Senior officials in government, including a cabinet minister this week confirmed that finance ministry technocrats, are working on a plan for debt relief with the Washington based Bretton Woods financial institution.

The revelations come on the backcloth of reports about the country's State Security agency, the Central Intelligence Organisation (CIO) warning Mugabe about untold national political peril, which might be ignited by worsening economic conditions, as macro-economic fundamentals continue to dislocated, with no immediate solution in sight, thus sparking fears of civil unrest and potential mayhem. A CIO report presented to Mugabe last month, recommends the Zanu PF strongman to urgently find ways to address the political crisis.

A good number of experts believe, the country's economy is on the verge of recession, with low consumer demand and a liquidity crunch putting its businesses under strain. Foreign currency revenue inflows have dwindled, while government is failing to fund critical public service programmes. Public servants have also recently not been receiving their salaries on time, with police and army officers being the worst affected.

Phil Hay, the World Bank's spokesman for Africa, told The Telescope News, that the global bank is aware of Zimbabwe's interest in earning debt relief, and that the country's total debt is around $1.4billion.
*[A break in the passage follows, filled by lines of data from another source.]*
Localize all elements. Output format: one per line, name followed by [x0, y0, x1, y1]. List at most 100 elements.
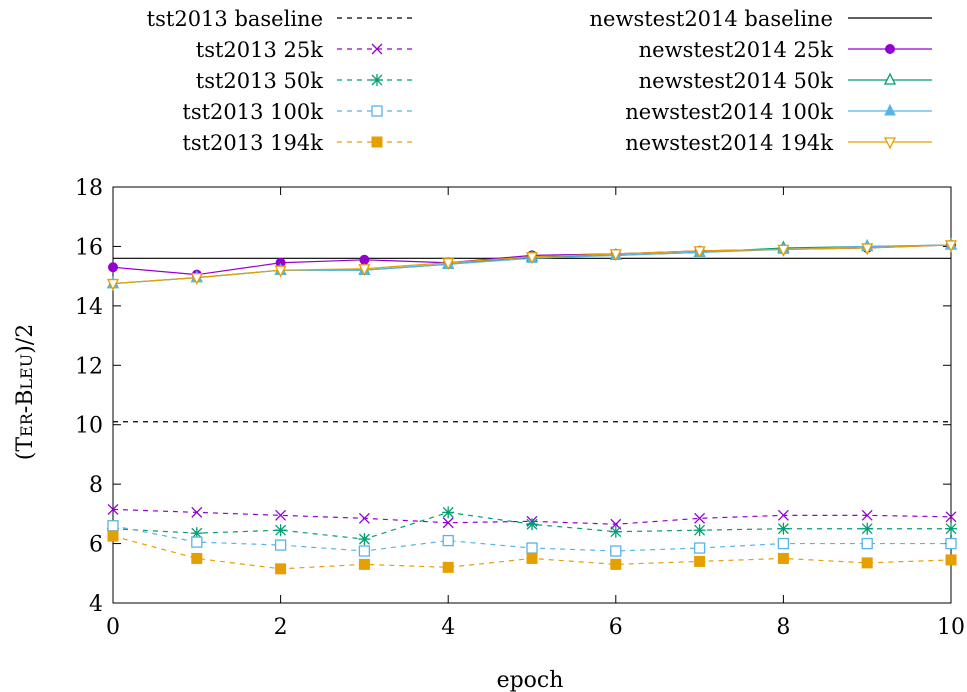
- data-point-x: [358, 512, 370, 524]
- legend-entry: newstest2014 194k: [625, 131, 932, 155]
- legend-label: newstest2014 25k: [639, 38, 834, 62]
- data-point-square-filled: [777, 552, 789, 564]
- data-point-triangle-down-open: [525, 252, 539, 265]
- data-point-star: [358, 533, 371, 546]
- data-point-circle-filled: [108, 262, 118, 273]
- y-axis-label-part: (T: [13, 437, 38, 461]
- data-point-x: [442, 517, 454, 529]
- data-point-x: [275, 509, 287, 521]
- y-axis-label-part: -B: [13, 390, 38, 414]
- y-tick-label: 12: [75, 354, 103, 379]
- data-point-square-open: [777, 537, 790, 550]
- y-tick-label: 10: [75, 414, 103, 439]
- data-point-square-open: [861, 537, 873, 550]
- data-point-x: [371, 43, 383, 55]
- legend-entry: newstest2014 baseline: [590, 7, 932, 31]
- data-point-triangle-open: [883, 72, 897, 85]
- data-point-square-open: [442, 534, 454, 547]
- data-point-square-filled: [191, 552, 203, 564]
- legend-label: newstest2014 50k: [639, 69, 834, 93]
- data-point-triangle-down-open: [106, 278, 120, 292]
- data-point-square-filled: [526, 552, 538, 564]
- legend-label: newstest2014 100k: [625, 100, 833, 124]
- data-point-square-filled: [610, 558, 622, 570]
- y-axis-label: (TER-BLEU)/2: [13, 324, 38, 460]
- series: [107, 503, 957, 530]
- series: [107, 530, 957, 575]
- legend-entry: tst2013 100k: [182, 100, 417, 124]
- data-point-triangle-down-open: [358, 264, 371, 277]
- data-point-star: [526, 518, 538, 531]
- x-tick-label: 2: [274, 615, 288, 640]
- legend-entry: newstest2014 25k: [639, 38, 932, 62]
- data-point-square-open: [371, 105, 383, 117]
- data-point-triangle-down-open: [190, 272, 203, 286]
- data-point-triangle-down-open: [861, 243, 874, 256]
- data-point-star: [777, 522, 790, 535]
- data-point-square-filled: [358, 558, 370, 570]
- data-point-star: [442, 506, 455, 519]
- x-tick-label: 6: [609, 615, 623, 640]
- data-point-circle-filled: [885, 44, 895, 54]
- y-tick-label: 16: [75, 235, 103, 260]
- y-axis-label-part: )/2: [13, 324, 38, 354]
- legend-label: tst2013 25k: [196, 38, 323, 62]
- data-point-square-filled: [107, 530, 119, 542]
- data-point-x: [107, 503, 119, 515]
- data-point-triangle-down-open: [442, 258, 455, 271]
- data-point-square-filled: [275, 563, 287, 575]
- data-point-x: [694, 512, 706, 524]
- data-point-triangle-down-open: [274, 265, 287, 278]
- x-tick-label: 4: [441, 615, 455, 640]
- data-point-square-open: [274, 539, 287, 551]
- y-tick-label: 14: [75, 295, 103, 320]
- series: [106, 240, 958, 292]
- data-point-square-open: [358, 545, 371, 557]
- data-point-star: [371, 74, 383, 86]
- legend-label: tst2013 baseline: [147, 7, 323, 31]
- y-tick-label: 8: [89, 473, 103, 498]
- legend-entry: tst2013 25k: [196, 38, 417, 62]
- data-point-square-filled: [945, 554, 957, 566]
- legend-entry: newstest2014 50k: [639, 69, 932, 93]
- data-point-triangle-down-open: [777, 244, 790, 257]
- data-point-x: [861, 509, 873, 521]
- data-point-star: [274, 524, 287, 537]
- series: [107, 520, 957, 557]
- x-axis-label: epoch: [497, 668, 564, 692]
- legend-entry: newstest2014 100k: [625, 100, 932, 124]
- y-axis-label-part: LEU: [17, 354, 36, 390]
- x-tick-label: 0: [106, 615, 120, 640]
- data-point-triangle-down-open: [693, 246, 706, 259]
- legend-entry: tst2013 50k: [196, 69, 417, 93]
- y-tick-label: 18: [75, 176, 103, 201]
- data-point-triangle-filled: [884, 103, 896, 116]
- data-point-x: [777, 509, 789, 521]
- plot-area: 0 2 4 6 8 10 4 6 8 10 12 14 16 18: [75, 176, 965, 640]
- data-point-square-open: [693, 542, 706, 554]
- data-point-triangle-down-open: [609, 249, 622, 262]
- data-point-triangle-down-open: [883, 137, 897, 150]
- data-point-square-open: [526, 542, 538, 554]
- legend-label: newstest2014 194k: [625, 131, 833, 155]
- legend-label: newstest2014 baseline: [590, 7, 833, 31]
- legend-label: tst2013 100k: [182, 100, 323, 124]
- data-point-star: [945, 522, 957, 535]
- data-point-square-filled: [442, 561, 454, 573]
- y-tick-label: 4: [89, 592, 103, 617]
- plot-frame: [112, 186, 952, 604]
- data-point-square-filled: [861, 557, 873, 569]
- data-point-x: [945, 511, 957, 523]
- data-point-triangle-down-open: [944, 240, 958, 253]
- y-axis-label-part: ER: [17, 412, 36, 437]
- data-point-square-open: [107, 520, 119, 532]
- data-point-square-open: [191, 536, 203, 548]
- x-tick-label: 10: [937, 615, 965, 640]
- legend-label: tst2013 194k: [182, 131, 323, 155]
- data-point-square-filled: [694, 555, 706, 567]
- data-point-square-filled: [371, 136, 383, 148]
- data-point-square-open: [610, 545, 622, 557]
- legend-entry: tst2013 194k: [182, 131, 417, 155]
- data-point-x: [191, 506, 203, 518]
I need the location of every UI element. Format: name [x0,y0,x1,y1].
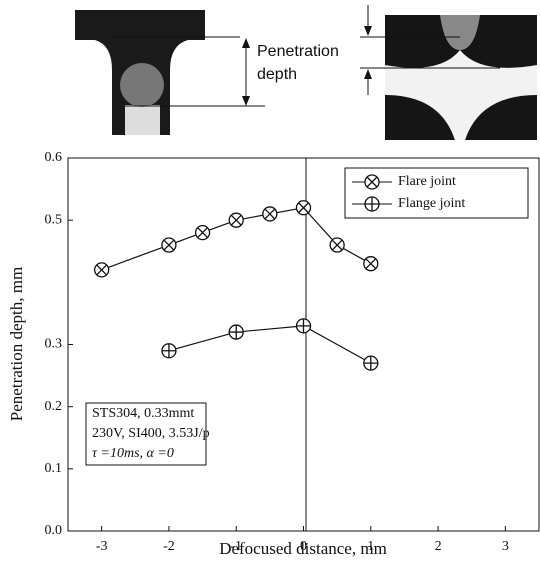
marker [194,224,211,241]
marker [262,206,278,222]
x-tick-label: 0 [300,539,307,554]
image-label: Penetration [257,43,339,60]
annotation: STS304, 0.33mmt [92,406,194,421]
annotation: τ =10ms, α =0 [92,446,174,461]
marker [364,196,380,212]
y-axis-label: Penetration depth, mm [7,267,26,421]
y-tick-label: 0.6 [45,150,63,165]
marker-cross [229,325,244,340]
marker-cross [230,214,242,226]
marker [295,318,312,334]
marker-cross [296,318,311,333]
x-tick-label: -2 [163,539,175,554]
y-tick-label: 0.2 [45,399,63,414]
x-tick-label: 1 [367,539,374,554]
x-axis-label: Defocused distance, mm [219,539,387,558]
marker-cross [161,343,176,358]
marker [329,237,345,253]
y-tick-label: 0.1 [45,461,63,476]
legend-label: Flare joint [398,174,456,189]
marker [363,355,379,371]
marker [161,343,177,359]
annotation-box [85,402,207,466]
series-line [168,325,372,364]
marker [295,200,312,216]
legend-label: Flange joint [398,196,465,211]
marker-cross [365,258,377,270]
y-tick-label: 0.5 [45,212,63,227]
marker [364,174,380,190]
left-photo [75,10,265,135]
marker-cross [298,202,309,214]
x-tick-label: 3 [502,539,509,554]
marker [161,237,177,253]
marker [93,262,110,278]
x-tick-label: 2 [435,539,442,554]
image-label: depth [257,66,297,83]
y-tick-label: 0.0 [45,523,63,538]
right-photo [360,5,537,140]
marker-cross [363,356,378,371]
marker [228,212,244,228]
marker-cross [197,227,209,239]
marker-cross [96,264,108,276]
y-tick-label: 0.3 [45,337,63,352]
marker-cross [264,208,276,220]
marker-cross [331,239,343,251]
marker [363,256,379,272]
marker-cross [163,239,175,251]
x-tick-label: -3 [96,539,108,554]
marker-cross [365,197,379,211]
x-tick-label: -1 [230,539,242,554]
marker [228,324,244,340]
annotation: 230V, SI400, 3.53J/p [92,426,210,441]
marker-cross [366,176,378,188]
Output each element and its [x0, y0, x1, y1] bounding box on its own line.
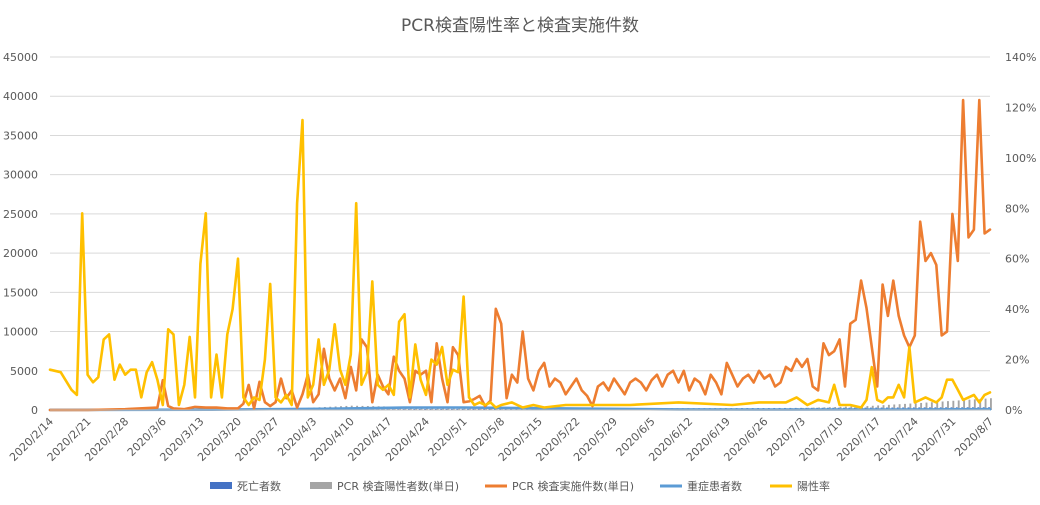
bar-positives [941, 401, 944, 410]
bar-positives [893, 404, 896, 410]
bar-deaths [424, 408, 426, 410]
bar-positives [474, 408, 477, 410]
bar-deaths [510, 408, 512, 410]
bar-deaths [434, 408, 437, 410]
bar-positives [990, 398, 992, 410]
bar-positives [920, 402, 923, 410]
bar-positives [463, 408, 466, 410]
y-left-tick-label: 25000 [3, 208, 38, 221]
y-left-tick-label: 10000 [3, 326, 38, 339]
legend-label: PCR 検査陽性者数(単日) [337, 479, 459, 493]
y-right-tick-label: 80% [1005, 202, 1029, 215]
y-right-tick-label: 60% [1005, 253, 1029, 266]
legend-label: 死亡者数 [237, 479, 281, 493]
bar-positives [452, 408, 455, 410]
bar-deaths [418, 408, 421, 410]
bar-positives [898, 404, 901, 410]
bar-deaths [477, 408, 480, 410]
bar-positives [925, 402, 928, 410]
bar-positives [914, 403, 917, 410]
bar-positives [979, 398, 982, 410]
legend-label: PCR 検査実施件数(単日) [512, 479, 634, 493]
bar-deaths [440, 408, 443, 410]
bar-positives [855, 406, 858, 410]
y-left-tick-label: 45000 [3, 51, 38, 64]
bar-positives [479, 408, 482, 410]
series-line-positive-rate [48, 118, 992, 409]
bar-positives [909, 403, 912, 410]
y-left-tick-label: 40000 [3, 90, 38, 103]
legend-label: 陽性率 [797, 479, 830, 493]
bar-positives [447, 408, 450, 410]
bar-positives [442, 407, 444, 410]
bar-deaths [504, 408, 507, 410]
bar-positives [490, 408, 493, 410]
bar-positives [866, 406, 869, 410]
bar-deaths [520, 408, 523, 410]
bar-deaths [515, 408, 518, 410]
bar-positives [877, 405, 880, 410]
y-right-tick-label: 140% [1005, 51, 1036, 64]
bar-deaths [488, 408, 491, 410]
bar-deaths [445, 408, 448, 410]
bar-deaths [472, 408, 475, 410]
bar-positives [871, 405, 874, 410]
bar-positives [952, 400, 955, 410]
line-series [48, 98, 992, 412]
y-axis-left: 0 5000 10000 15000 20000 25000 30000 35000 40000… [3, 51, 38, 417]
bar-positives [904, 403, 906, 410]
legend-label: 重症患者数 [687, 479, 742, 493]
y-left-tick-label: 20000 [3, 247, 38, 260]
y-left-tick-label: 5000 [10, 365, 38, 378]
chart-title: PCR検査陽性率と検査実施件数 [401, 16, 639, 36]
y-right-tick-label: 120% [1005, 101, 1036, 114]
legend-swatch [210, 482, 232, 489]
series-line-tests [48, 98, 992, 412]
bar-deaths [429, 408, 432, 410]
bar-positives [963, 400, 966, 410]
y-left-tick-label: 30000 [3, 169, 38, 182]
bar-positives [968, 399, 971, 410]
bar-positives [936, 401, 939, 410]
y-left-tick-label: 35000 [3, 129, 38, 142]
bar-positives [436, 407, 439, 410]
legend-swatch [310, 482, 332, 489]
bar-positives [882, 405, 885, 410]
bar-positives [984, 398, 987, 410]
bar-positives [947, 401, 949, 410]
bar-deaths [467, 408, 469, 410]
bar-deaths [483, 408, 486, 410]
y-right-tick-label: 40% [1005, 303, 1029, 316]
bar-positives [973, 399, 976, 410]
x-axis: 2020/2/142020/2/212020/2/282020/3/62020/… [7, 409, 996, 464]
bar-positives [887, 404, 890, 410]
y-right-tick-label: 20% [1005, 354, 1029, 367]
bar-deaths [450, 408, 453, 410]
bar-positives [485, 408, 487, 410]
bar-deaths [456, 408, 459, 410]
bar-positives [957, 400, 960, 410]
bar-positives [468, 408, 471, 410]
y-right-tick-label: 100% [1005, 152, 1036, 165]
bar-deaths [461, 408, 464, 410]
y-left-tick-label: 15000 [3, 286, 38, 299]
x-tick-label: 2020/5/1 [426, 415, 470, 459]
legend: 死亡者数 PCR 検査陽性者数(単日) PCR 検査実施件数(単日) 重症患者数 陽性率 [210, 479, 830, 493]
bar-positives [458, 408, 461, 410]
y-right-tick-label: 0% [1005, 404, 1022, 417]
bar-deaths [499, 408, 502, 410]
x-tick-label: 2020/8/7 [952, 415, 996, 459]
y-left-tick-label: 0 [31, 404, 38, 417]
bar-deaths [493, 408, 496, 410]
bar-positives [930, 402, 933, 410]
y-axis-right: 0% 20% 40% 60% 80% 100% 120% 140% [1005, 51, 1036, 417]
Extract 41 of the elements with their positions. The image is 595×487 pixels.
" We are aware of Zimbabwe's interest in qualifying for debt relief under the heavily-Indebted Poor Countries Initiative (HIPC)," said Hay. " A decision on eligibility would need to be taken eventually by the Boards of both the World Bank and the IMF once they assess whether Zimbabwe has met key criteria for debt relief. Our latest figures show that Zimbabwe's total debt to the World Bank is around $1.4bn, of which $1bn is in arrears."

The World Bank's HIPC Initiative, according to their website currently identifies 39 countries, most of them in Sub-Saharan Africa, as potentially eligible to receive debt relief.

Mugabe will be off to China next month, in a trip reminiscent of the one he made in 2005 to Hu Jintao in Beijing, when his regime faced a shut-down as relations with the West soured. China then, just is expected now, will seek more minerals and other trade concessions in exchange for economic rescue. Beijing is one of Zimbabwe's largest trading partners and has supplied buses, civilian and military aircraft to Mugabe as he moved to bust targeted sanctions by the European Union (EU) slapped over his government's human rights abuses.

Former finance minister, Tendai Biti, has added his voice on the economy, and called for urgent action, to avert a recession, which might last 10 years.

"It is clear that, a year after the elections, the Zimbabwe economy has entered into the realm of a ‘U' shaped recession that is likely to last for at least 10 years, unless there is courage to act differently to usher in a new discourse on the same," said Biti, who was Finance Minister during the 2009-13 Government of National Unity (GNU), in a statement on Thursday.

"The economy is in comatose, arrested by stagnation and deflation. There is continuing and deepening poverty characterised by suffering and deprivation. It is clear that Zimbabwe's growth rate in 2014 will be less than 2 percent, signifying a status quo of economic malaise characteristic of the depression years (1997-2008), a period where the economy lost 60 percent of its value…A further 40 percent of the economy is likely to be lost."

Zimbabwe has now began warming relations with both the World Bank and International Monetary Fund (IMF), after the latter had closed down their office, which only reopened this year.